Marchand·es de rue, chauffeurs de taxi-moto, électriciens improvisés des meetings nocturnes, agents de nettoyage après les rassemblements : ils sont les coulisses silencieuses d’une démocratie en mouvement. La campagne électorale, bien que centrée sur les candidats, repose sur cette armée discrète de travailleurs qui, jour après jour, assurent la logistique, la mobilité, la sécurité – sans être jamais invités sur l’estrade.
À Lomé comme à Mango, les jeunes techniciens du son réparent des câbles usés pour des partis qu’ils n’ont parfois même pas choisis. Des femmes vendent de l’eau fraîche sur les lieux de meeting, indifférentes aux discours mais dépendantes de l’affluence. Les tailleurs, eux, ajustent des chemises imprimées aux couleurs politiques, enchaînant les commandes sans jamais voter pour leurs clients.
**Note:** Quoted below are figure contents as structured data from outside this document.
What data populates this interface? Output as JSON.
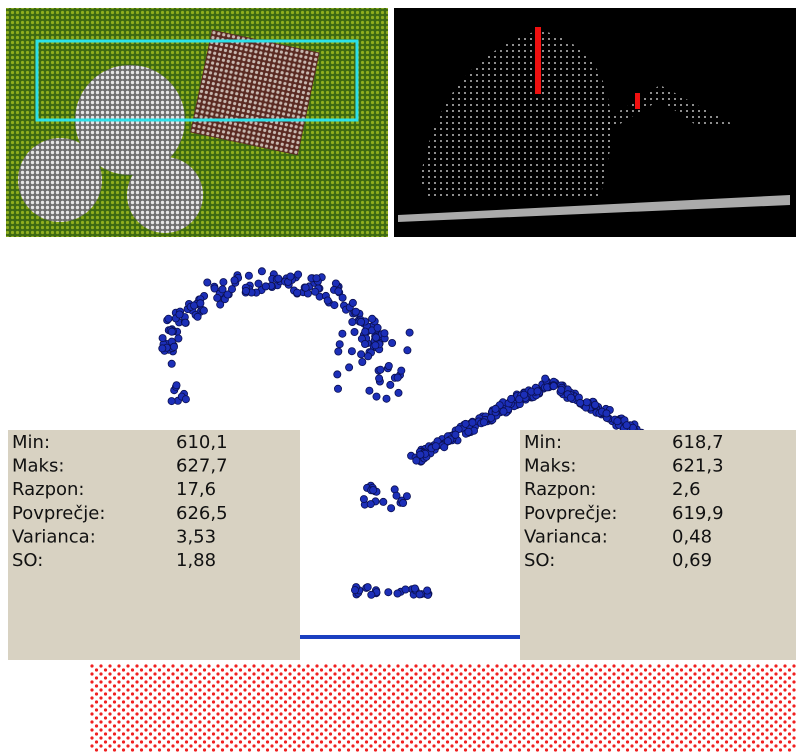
{
  "left_stats": {
    "rows": [
      {
        "label": "Min:",
        "value": "610,1"
      },
      {
        "label": "Maks:",
        "value": "627,7"
      },
      {
        "label": "Razpon:",
        "value": "17,6"
      },
      {
        "label": "Povprečje:",
        "value": "626,5"
      },
      {
        "label": "Varianca:",
        "value": "3,53"
      },
      {
        "label": "SO:",
        "value": "1,88"
      }
    ]
  },
  "right_stats": {
    "rows": [
      {
        "label": "Min:",
        "value": "618,7"
      },
      {
        "label": "Maks:",
        "value": "621,3"
      },
      {
        "label": "Razpon:",
        "value": "2,6"
      },
      {
        "label": "Povprečje:",
        "value": "619,9"
      },
      {
        "label": "Varianca:",
        "value": "0,48"
      },
      {
        "label": "SO:",
        "value": "0,69"
      }
    ]
  }
}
Ce tissu de métiers populaires, souvent précaires, révèle une réalité trop souvent oubliée : l’élection, ce n’est pas seulement un débat d’idées. C’est un événement économique, social, vivant. Et dans les villes secondaires, où les marchés bougent au rythme des caravanes, la campagne est aussi une forme de survie.
Ironie du sort : ceux qui donnent forme aux campagnes sont rarement ceux qu’on consulte lorsqu’il s’agit de gouverner la commune. Pourtant, ils en connaissent les plaies et les promesses mieux que quiconque.
Et si le véritable enjeu de ces municipales, c’était de faire entrer ces invisibles dans le cercle des décisions ? Pas seulement en les sollicitant comme mains d’œuvre temporaires, mais en les reconnaissant comme les architectes silencieux du vivre-ensemble communal.